Slight trend change?

This year, the healthcare system is anticipating a slight change in trend because of Deputy Health Minister Yaakov Litzman's plan to provide free dental care to children up to age 8. His program came into effect last month. But the impact on family spending on healthcare is not great.

In international terms, Israel's national expenditure on healthcare as a function of gross domestic product is low, compared with 23 members of the Organization of Economic Cooperation and Development, which Israel joined this year. In the United States, spending comprises 16% of GDP; in Switzerland and France it's 11%, while in Israel, as said, it's a hair under 8%. However, Israel spends more as a function of GDP than do Mexico (6% ), South Korea (7% ) and Turkey (6% ).

In short, Israel spends $2,135 per capita on healthcare a year (see bar chart ), while the United States leads the pack with per-capita spending of $7,538 a year. Turkey spends $767 per capita on healthcare a year.

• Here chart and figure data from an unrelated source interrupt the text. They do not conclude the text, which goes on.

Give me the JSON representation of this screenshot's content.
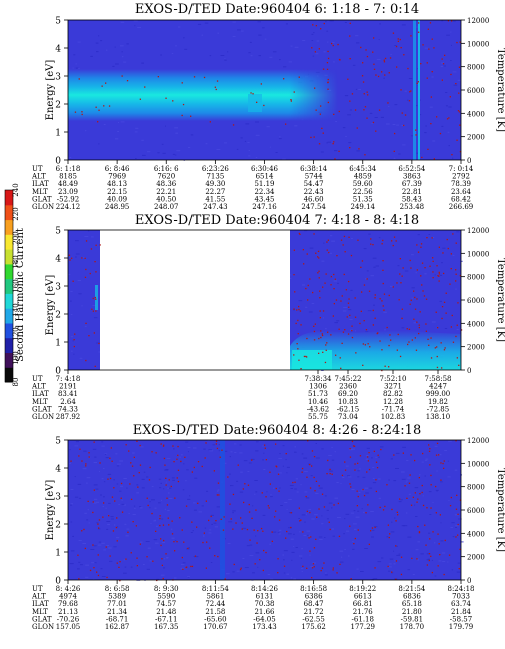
{
  "colors": {
    "background_spectrogram": "#3a3ad8",
    "band_peak": "#19e8e0",
    "band_mid": "#17b6e8",
    "band_edge": "#1e88e8",
    "data_gap": "#ffffff",
    "dot_red": "#b01818",
    "colorbar": [
      "#0a0a0a",
      "#40105a",
      "#2020a8",
      "#2050e0",
      "#20a8e8",
      "#20d8d8",
      "#20c880",
      "#30d830",
      "#c8e030",
      "#f8e830",
      "#f8a020",
      "#f05018",
      "#d81818"
    ]
  },
  "colorbar": {
    "label": "Second Harmonic Current",
    "ticks": [
      "80",
      "100",
      "120",
      "140",
      "160",
      "180",
      "200",
      "220",
      "240"
    ]
  },
  "panels": [
    {
      "title": "EXOS-D/TED   Date:960404  6: 1:18 - 7: 0:14",
      "ylabel": "Energy [eV]",
      "y2label": "Temperature [K]",
      "yticks": [
        "0",
        "1",
        "2",
        "3",
        "4",
        "5"
      ],
      "y2ticks": [
        "0",
        "2000",
        "4000",
        "6000",
        "8000",
        "10000",
        "12000"
      ],
      "row_labels": [
        "UT",
        "ALT",
        "ILAT",
        "MLT",
        "GLAT",
        "GLON"
      ],
      "columns": [
        [
          "6: 1:18",
          "8185",
          "48.49",
          "23.09",
          "-52.92",
          "224.12"
        ],
        [
          "6: 8:46",
          "7969",
          "48.13",
          "22.15",
          "40.09",
          "248.95"
        ],
        [
          "6:16: 6",
          "7620",
          "48.36",
          "22.21",
          "40.50",
          "248.07"
        ],
        [
          "6:23:26",
          "7135",
          "49.30",
          "22.27",
          "41.55",
          "247.43"
        ],
        [
          "6:30:46",
          "6514",
          "51.19",
          "22.34",
          "43.45",
          "247.16"
        ],
        [
          "6:38:14",
          "5744",
          "54.47",
          "22.43",
          "46.60",
          "247.54"
        ],
        [
          "6:45:34",
          "4859",
          "59.60",
          "22.56",
          "51.35",
          "249.14"
        ],
        [
          "6:52:54",
          "3863",
          "67.39",
          "22.81",
          "58.43",
          "253.48"
        ],
        [
          "7: 0:14",
          "2792",
          "78.39",
          "23.64",
          "68.42",
          "266.69"
        ]
      ]
    },
    {
      "title": "EXOS-D/TED   Date:960404  7: 4:18 - 8: 4:18",
      "ylabel": "Energy [eV]",
      "y2label": "Temperature [K]",
      "yticks": [
        "0",
        "1",
        "2",
        "3",
        "4",
        "5"
      ],
      "y2ticks": [
        "0",
        "2000",
        "4000",
        "6000",
        "8000",
        "10000",
        "12000"
      ],
      "row_labels": [
        "UT",
        "ALT",
        "ILAT",
        "MLT",
        "GLAT",
        "GLON"
      ],
      "columns": [
        [
          "7: 4:18",
          "2191",
          "83.41",
          "2.64",
          "74.33",
          "287.92"
        ],
        [
          "7:38:34",
          "1306",
          "51.73",
          "10.46",
          "-43.62",
          "55.75"
        ],
        [
          "7:45:22",
          "2360",
          "69.20",
          "10.83",
          "-62.15",
          "73.04"
        ],
        [
          "7:52:10",
          "3271",
          "82.82",
          "12.28",
          "-71.74",
          "102.83"
        ],
        [
          "7:58:58",
          "4247",
          "999.00",
          "19.82",
          "-72.85",
          "138.10"
        ]
      ]
    },
    {
      "title": "EXOS-D/TED   Date:960404  8: 4:26 - 8:24:18",
      "ylabel": "Energy [eV]",
      "y2label": "Temperature [K]",
      "yticks": [
        "0",
        "1",
        "2",
        "3",
        "4",
        "5"
      ],
      "y2ticks": [
        "0",
        "2000",
        "4000",
        "6000",
        "8000",
        "10000",
        "12000"
      ],
      "row_labels": [
        "UT",
        "ALT",
        "ILAT",
        "MLT",
        "GLAT",
        "GLON"
      ],
      "columns": [
        [
          "8: 4:26",
          "4974",
          "79.68",
          "21.13",
          "-70.26",
          "157.05"
        ],
        [
          "8: 6:58",
          "5389",
          "77.01",
          "21.34",
          "-68.71",
          "162.87"
        ],
        [
          "8: 9:30",
          "5590",
          "74.57",
          "21.48",
          "-67.11",
          "167.35"
        ],
        [
          "8:11:54",
          "5861",
          "72.44",
          "21.58",
          "-65.60",
          "170.67"
        ],
        [
          "8:14:26",
          "6131",
          "70.38",
          "21.66",
          "-64.05",
          "173.43"
        ],
        [
          "8:16:58",
          "6386",
          "68.47",
          "21.72",
          "-62.55",
          "175.62"
        ],
        [
          "8:19:22",
          "6613",
          "66.81",
          "21.76",
          "-61.18",
          "177.29"
        ],
        [
          "8:21:54",
          "6836",
          "65.18",
          "21.80",
          "-59.81",
          "178.70"
        ],
        [
          "8:24:18",
          "7033",
          "63.74",
          "21.84",
          "-58.57",
          "179.79"
        ]
      ]
    }
  ],
  "chart_data": [
    {
      "type": "heatmap",
      "title": "EXOS-D/TED   Date:960404  6: 1:18 - 7: 0:14",
      "xlabel": "",
      "ylabel": "Energy [eV]",
      "y2label": "Temperature [K]",
      "ylim": [
        0,
        5
      ],
      "y2lim": [
        0,
        12000
      ],
      "x_categories": [
        "6: 1:18",
        "6: 8:46",
        "6:16: 6",
        "6:23:26",
        "6:30:46",
        "6:38:14",
        "6:45:34",
        "6:52:54",
        "7: 0:14"
      ],
      "features": {
        "band_energy_eV": [
          1.3,
          2.6
        ],
        "band_peak_eV": 2.0,
        "band_x_range_UT": [
          "6: 1:18",
          "6:42:00"
        ],
        "bright_vertical_lines_UT": [
          "6:52:00",
          "6:53:10"
        ]
      },
      "grid": false,
      "legend": "colorbar-left"
    },
    {
      "type": "heatmap",
      "title": "EXOS-D/TED   Date:960404  7: 4:18 - 8: 4:18",
      "xlabel": "",
      "ylabel": "Energy [eV]",
      "y2label": "Temperature [K]",
      "ylim": [
        0,
        5
      ],
      "y2lim": [
        0,
        12000
      ],
      "x_categories": [
        "7: 4:18",
        "7:38:34",
        "7:45:22",
        "7:52:10",
        "7:58:58"
      ],
      "features": {
        "data_gap_UT": [
          "7: 8:00",
          "7:38:34"
        ],
        "low_energy_band_eV": [
          0.0,
          1.4
        ]
      },
      "grid": false,
      "legend": "colorbar-left"
    },
    {
      "type": "heatmap",
      "title": "EXOS-D/TED   Date:960404  8: 4:26 - 8:24:18",
      "xlabel": "",
      "ylabel": "Energy [eV]",
      "y2label": "Temperature [K]",
      "ylim": [
        0,
        5
      ],
      "y2lim": [
        0,
        12000
      ],
      "x_categories": [
        "8: 4:26",
        "8: 6:58",
        "8: 9:30",
        "8:11:54",
        "8:14:26",
        "8:16:58",
        "8:19:22",
        "8:21:54",
        "8:24:18"
      ],
      "features": {
        "bright_vertical_line_UT": "8:11:30"
      },
      "grid": false,
      "legend": "colorbar-left"
    }
  ]
}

Israel is bucking the global trend, says Ben Non. In the OECD, average spending on healthcare grew from 7.8% of GDP in 2000 to 8.7% in 2008. The comparable figure for Israel remained unchanged.

"Spending around the world increased because of the aging of the population, increased demand and rising cost of technology," Ben Non says. One of the reasons spending in Israel hasn't increased is the lack of investment in increasing the number of hospital beds and jobs in healthcare, he says.